WASHINGTON (AP) - A Maryland man accused of threatening to shoot up his workplace and who police say called himself "a joker" is a "gentle giant" who collected firearms for target practice and had expressed concerns about someone breaking into his apartment, a friend said Saturday.
Mike Cochran told The Associated Press in an email that Neil E. Prescott, accused of threatening a mass workplace shooting earlier in the week, had an active sense of humor.
Cochran said his friend was "no stranger to sarcasm regardless of political correctness" and was fond of T-shirts with sarcastic or inflammatory comments.
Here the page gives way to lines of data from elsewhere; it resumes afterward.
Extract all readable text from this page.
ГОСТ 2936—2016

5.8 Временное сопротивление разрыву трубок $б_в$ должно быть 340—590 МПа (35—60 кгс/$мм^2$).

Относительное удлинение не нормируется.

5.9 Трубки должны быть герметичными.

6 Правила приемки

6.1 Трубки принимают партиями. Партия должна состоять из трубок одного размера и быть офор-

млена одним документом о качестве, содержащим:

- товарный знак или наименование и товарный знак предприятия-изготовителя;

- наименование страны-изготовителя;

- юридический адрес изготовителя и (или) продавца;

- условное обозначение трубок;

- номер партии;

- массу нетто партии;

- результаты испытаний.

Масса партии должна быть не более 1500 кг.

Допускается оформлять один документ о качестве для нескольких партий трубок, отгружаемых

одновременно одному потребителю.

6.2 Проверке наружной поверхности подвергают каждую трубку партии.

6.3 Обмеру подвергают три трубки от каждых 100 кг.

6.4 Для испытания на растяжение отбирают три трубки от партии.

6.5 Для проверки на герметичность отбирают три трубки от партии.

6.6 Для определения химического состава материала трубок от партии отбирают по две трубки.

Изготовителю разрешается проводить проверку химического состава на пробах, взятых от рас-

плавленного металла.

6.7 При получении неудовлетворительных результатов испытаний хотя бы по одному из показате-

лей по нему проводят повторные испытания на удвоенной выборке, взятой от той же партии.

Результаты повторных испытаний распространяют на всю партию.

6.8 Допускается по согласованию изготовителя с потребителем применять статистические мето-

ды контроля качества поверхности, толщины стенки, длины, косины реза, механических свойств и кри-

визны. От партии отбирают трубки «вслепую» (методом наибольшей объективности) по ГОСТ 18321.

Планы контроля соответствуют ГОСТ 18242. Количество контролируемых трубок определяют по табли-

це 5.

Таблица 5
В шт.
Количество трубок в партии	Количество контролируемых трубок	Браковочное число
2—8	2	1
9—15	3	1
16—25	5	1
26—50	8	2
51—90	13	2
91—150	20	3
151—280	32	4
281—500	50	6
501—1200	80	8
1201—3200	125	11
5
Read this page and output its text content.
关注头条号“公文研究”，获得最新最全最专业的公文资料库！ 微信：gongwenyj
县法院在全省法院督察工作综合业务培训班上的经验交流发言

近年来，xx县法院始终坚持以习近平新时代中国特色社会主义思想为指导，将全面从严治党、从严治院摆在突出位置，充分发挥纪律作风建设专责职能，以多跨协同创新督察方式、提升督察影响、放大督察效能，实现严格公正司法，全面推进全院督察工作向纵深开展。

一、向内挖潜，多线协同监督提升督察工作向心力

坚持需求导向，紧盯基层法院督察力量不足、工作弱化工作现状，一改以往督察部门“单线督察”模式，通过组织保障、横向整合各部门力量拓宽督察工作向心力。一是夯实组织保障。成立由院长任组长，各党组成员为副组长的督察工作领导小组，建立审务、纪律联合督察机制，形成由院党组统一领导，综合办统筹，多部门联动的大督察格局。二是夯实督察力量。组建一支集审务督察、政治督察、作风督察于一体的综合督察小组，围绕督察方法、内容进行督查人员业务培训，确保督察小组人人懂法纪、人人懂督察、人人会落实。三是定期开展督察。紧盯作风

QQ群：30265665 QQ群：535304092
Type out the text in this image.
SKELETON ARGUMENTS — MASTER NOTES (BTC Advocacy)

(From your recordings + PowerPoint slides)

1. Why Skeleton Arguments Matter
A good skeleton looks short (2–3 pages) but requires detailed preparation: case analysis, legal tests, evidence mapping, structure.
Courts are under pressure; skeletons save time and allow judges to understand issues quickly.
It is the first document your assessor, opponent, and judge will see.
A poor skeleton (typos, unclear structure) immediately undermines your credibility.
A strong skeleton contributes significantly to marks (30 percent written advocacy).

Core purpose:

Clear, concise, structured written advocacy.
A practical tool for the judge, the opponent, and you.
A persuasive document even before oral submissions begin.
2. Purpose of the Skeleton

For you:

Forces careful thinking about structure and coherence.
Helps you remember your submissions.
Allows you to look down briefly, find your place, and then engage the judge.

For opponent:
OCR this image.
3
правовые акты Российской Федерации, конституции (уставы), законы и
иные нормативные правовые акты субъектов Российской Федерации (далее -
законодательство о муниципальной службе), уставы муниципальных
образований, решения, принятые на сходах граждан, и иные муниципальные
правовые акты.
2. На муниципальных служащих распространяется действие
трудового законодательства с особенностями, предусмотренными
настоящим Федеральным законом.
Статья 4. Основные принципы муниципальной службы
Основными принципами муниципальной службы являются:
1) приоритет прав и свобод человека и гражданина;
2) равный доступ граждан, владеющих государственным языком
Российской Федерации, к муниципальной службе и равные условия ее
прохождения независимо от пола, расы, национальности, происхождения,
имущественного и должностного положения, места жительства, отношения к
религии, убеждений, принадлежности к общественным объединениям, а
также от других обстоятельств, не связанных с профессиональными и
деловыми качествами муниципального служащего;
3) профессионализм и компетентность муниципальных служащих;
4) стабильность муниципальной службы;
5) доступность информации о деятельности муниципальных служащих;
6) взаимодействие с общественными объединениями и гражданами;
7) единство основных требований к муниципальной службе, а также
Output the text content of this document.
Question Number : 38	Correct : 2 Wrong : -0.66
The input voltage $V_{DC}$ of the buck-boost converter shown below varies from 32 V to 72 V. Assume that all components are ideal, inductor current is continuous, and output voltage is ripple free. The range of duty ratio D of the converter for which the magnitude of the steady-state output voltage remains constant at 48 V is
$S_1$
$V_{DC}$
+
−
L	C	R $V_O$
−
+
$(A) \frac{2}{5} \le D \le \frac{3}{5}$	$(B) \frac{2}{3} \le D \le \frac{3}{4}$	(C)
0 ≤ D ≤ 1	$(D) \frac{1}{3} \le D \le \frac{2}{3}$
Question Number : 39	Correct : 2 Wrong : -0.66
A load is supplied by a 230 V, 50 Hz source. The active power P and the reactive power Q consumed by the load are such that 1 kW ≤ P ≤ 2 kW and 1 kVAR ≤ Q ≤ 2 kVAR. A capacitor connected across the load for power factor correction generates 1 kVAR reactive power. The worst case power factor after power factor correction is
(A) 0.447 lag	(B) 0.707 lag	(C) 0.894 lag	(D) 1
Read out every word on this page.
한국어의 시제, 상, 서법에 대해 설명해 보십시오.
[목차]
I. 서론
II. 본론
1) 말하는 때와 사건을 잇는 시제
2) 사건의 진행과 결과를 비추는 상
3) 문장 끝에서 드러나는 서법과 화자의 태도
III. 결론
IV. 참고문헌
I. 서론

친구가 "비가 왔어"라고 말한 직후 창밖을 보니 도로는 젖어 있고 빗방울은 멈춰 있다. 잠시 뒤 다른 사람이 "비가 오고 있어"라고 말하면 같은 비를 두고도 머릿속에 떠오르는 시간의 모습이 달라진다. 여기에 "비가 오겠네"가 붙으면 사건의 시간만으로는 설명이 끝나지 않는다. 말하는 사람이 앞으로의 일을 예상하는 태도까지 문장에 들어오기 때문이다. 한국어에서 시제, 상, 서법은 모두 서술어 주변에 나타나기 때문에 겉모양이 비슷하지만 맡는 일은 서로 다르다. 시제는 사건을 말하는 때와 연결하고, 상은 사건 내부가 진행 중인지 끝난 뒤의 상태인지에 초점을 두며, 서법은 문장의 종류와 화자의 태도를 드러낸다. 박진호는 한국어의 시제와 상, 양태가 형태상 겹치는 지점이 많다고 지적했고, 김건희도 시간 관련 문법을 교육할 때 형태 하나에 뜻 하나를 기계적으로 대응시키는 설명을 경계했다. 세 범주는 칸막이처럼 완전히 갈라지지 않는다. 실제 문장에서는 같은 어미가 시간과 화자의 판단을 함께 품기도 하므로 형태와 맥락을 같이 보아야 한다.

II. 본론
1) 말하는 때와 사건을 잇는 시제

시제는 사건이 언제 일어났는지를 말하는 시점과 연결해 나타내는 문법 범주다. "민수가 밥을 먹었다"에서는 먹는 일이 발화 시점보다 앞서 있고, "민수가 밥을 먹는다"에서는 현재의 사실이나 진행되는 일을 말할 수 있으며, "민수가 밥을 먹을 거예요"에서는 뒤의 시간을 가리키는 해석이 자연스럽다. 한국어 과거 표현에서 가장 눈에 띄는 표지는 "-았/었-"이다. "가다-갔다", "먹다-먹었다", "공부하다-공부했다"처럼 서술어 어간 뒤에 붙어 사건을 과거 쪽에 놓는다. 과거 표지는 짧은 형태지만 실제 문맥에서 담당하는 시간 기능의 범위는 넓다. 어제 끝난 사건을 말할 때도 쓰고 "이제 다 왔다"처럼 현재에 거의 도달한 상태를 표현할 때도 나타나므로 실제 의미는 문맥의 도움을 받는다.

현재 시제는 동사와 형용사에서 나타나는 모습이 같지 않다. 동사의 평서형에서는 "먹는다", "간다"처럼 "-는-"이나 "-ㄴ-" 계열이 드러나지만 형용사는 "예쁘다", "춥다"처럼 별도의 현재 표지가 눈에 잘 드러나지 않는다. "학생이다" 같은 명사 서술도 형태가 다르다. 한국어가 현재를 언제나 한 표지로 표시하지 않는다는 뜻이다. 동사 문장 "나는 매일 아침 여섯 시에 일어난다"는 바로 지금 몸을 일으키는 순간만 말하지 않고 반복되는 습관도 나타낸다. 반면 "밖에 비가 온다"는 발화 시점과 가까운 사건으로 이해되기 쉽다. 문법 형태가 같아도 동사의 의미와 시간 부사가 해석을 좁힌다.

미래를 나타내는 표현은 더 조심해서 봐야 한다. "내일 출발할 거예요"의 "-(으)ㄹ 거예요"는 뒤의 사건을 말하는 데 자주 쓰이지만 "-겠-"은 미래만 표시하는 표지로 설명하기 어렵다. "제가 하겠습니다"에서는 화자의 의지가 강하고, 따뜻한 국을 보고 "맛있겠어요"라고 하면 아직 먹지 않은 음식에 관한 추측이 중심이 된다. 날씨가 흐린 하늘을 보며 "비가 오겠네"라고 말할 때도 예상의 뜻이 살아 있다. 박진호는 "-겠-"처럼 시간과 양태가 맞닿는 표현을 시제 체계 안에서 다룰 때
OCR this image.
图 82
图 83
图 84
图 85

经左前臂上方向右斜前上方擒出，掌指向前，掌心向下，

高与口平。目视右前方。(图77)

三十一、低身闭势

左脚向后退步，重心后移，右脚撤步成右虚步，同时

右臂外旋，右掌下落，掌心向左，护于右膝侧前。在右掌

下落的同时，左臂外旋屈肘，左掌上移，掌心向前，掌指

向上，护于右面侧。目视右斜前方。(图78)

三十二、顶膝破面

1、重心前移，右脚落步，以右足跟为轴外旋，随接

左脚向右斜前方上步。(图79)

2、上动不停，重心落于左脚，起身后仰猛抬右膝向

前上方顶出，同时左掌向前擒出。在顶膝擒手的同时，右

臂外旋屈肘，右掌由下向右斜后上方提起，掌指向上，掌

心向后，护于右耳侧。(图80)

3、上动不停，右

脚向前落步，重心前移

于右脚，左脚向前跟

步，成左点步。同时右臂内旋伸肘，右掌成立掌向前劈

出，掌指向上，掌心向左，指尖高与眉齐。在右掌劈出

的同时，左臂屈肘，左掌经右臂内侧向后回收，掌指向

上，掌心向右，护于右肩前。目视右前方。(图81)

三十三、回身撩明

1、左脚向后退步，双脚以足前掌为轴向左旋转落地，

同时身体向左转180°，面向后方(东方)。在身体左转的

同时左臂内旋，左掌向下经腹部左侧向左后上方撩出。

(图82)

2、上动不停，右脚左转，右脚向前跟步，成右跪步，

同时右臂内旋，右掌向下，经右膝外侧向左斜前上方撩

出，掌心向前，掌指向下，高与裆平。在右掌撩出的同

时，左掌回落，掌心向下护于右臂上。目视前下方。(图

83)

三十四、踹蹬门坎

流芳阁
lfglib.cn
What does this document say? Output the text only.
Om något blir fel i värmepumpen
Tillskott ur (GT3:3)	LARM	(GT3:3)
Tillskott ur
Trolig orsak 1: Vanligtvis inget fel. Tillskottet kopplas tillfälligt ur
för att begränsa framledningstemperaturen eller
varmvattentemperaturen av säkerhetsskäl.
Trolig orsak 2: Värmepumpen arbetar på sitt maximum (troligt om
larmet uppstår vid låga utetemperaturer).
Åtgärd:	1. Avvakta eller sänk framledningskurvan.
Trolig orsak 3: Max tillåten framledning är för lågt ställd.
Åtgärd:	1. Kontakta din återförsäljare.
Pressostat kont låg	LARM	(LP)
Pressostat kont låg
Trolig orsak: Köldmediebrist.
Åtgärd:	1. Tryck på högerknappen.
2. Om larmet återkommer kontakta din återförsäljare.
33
When first approached by officers, police say Prescott was wearing a shirt that said, "Guns don't kill people. I do."
Cochran said he couldn't imagine that Prescott, 28, who police say was in the process of being fired from his job, intended to be taken seriously when he allegedly told a supervisor: "I'm a joker and I'm gonna load my guns and blow everybody up."
"The Neil I know made those comments sarcastically in an environment where he felt he could make them without being taken seriously," Cochran said in an email.
Prescott was taken into custody at his apartment in Crofton, near Annapolis, on Friday morning for an emergency psychiatric evaluation. No charges, either state or federal, had been brought against him of Saturday. Police found a cache of about two dozen weapons, including semi-automatic rifles and pistols, and several thousand rounds of ammunition. At least some of the firearms were legally acquired, authorities say.
It wasn't immediately clear if or when the threat was to be carried out, but last week's mass shooting at a Colorado movie theater during the latest Batman movie - coupled with the "joker" reference - put police on edge and gave the comments extra urgency.
"We can't measure what was prevented here, but what was going on over the last 36 hours was a significant incident in the county. And we think a violent episode was avoided," county police Chief Mark Magaw said Friday.
Prescott is a physically imposing man - online court records for a 2007 speeding ticket list him as 6 feet 7 inches and 270 pounds. He was an avid firearms collector who also had an interest in electronics and computers and was known to spin house records as a disc jockey at Baltimore nightclubs, Cochran said.
A search for Neil Prescott on a website that tracks users' online activities led to a profile that appears to be him on mdshooters.com, a website for state gun enthusiasts. On it, he appears to trade advice about acquiring firearms and at times conveyed concern about break-ins near his apartment.
Cochran, who also posts on the site, said he received one message from Prescott last November that said: "Might be sleeping in tomorrow, just had a suspicious male at my door. Notified PD but am gonna be lookin out tonight. Some crazy breakins near me recently."
Prescott was an employee of a subcontractor for software and mailroom supplier Pitney Bowes. Police say he was either in the process of being fired or had already lost his job when he made the threats during two separate phone calls with a supervisor on Monday morning.
The supervisor said the comments made him fear for his life, and he declined to comment Saturday to a reporter who showed up at his house.
He at one point said he wished to see his supervisor's "brain splatter all over the sidewalk," but also acknowledged that he shouldn't be saying such things over the phone, according to an application in support of a search warrant. The threats were then reported to the police.
Cochran said he's known Prescott since 2001, when they were colleagues at a technical support outsourcing company. He said he was a network engineer.
"With his skill set and education he would have had no problems finding other work with good pay. Neil did not at any point indicate to me that he had problems with where he was working," Cochran wrote.
Pitney Bowes spokeswoman Carol Wallace said Prescott had not been on any Pitney Bowes property in at least four months.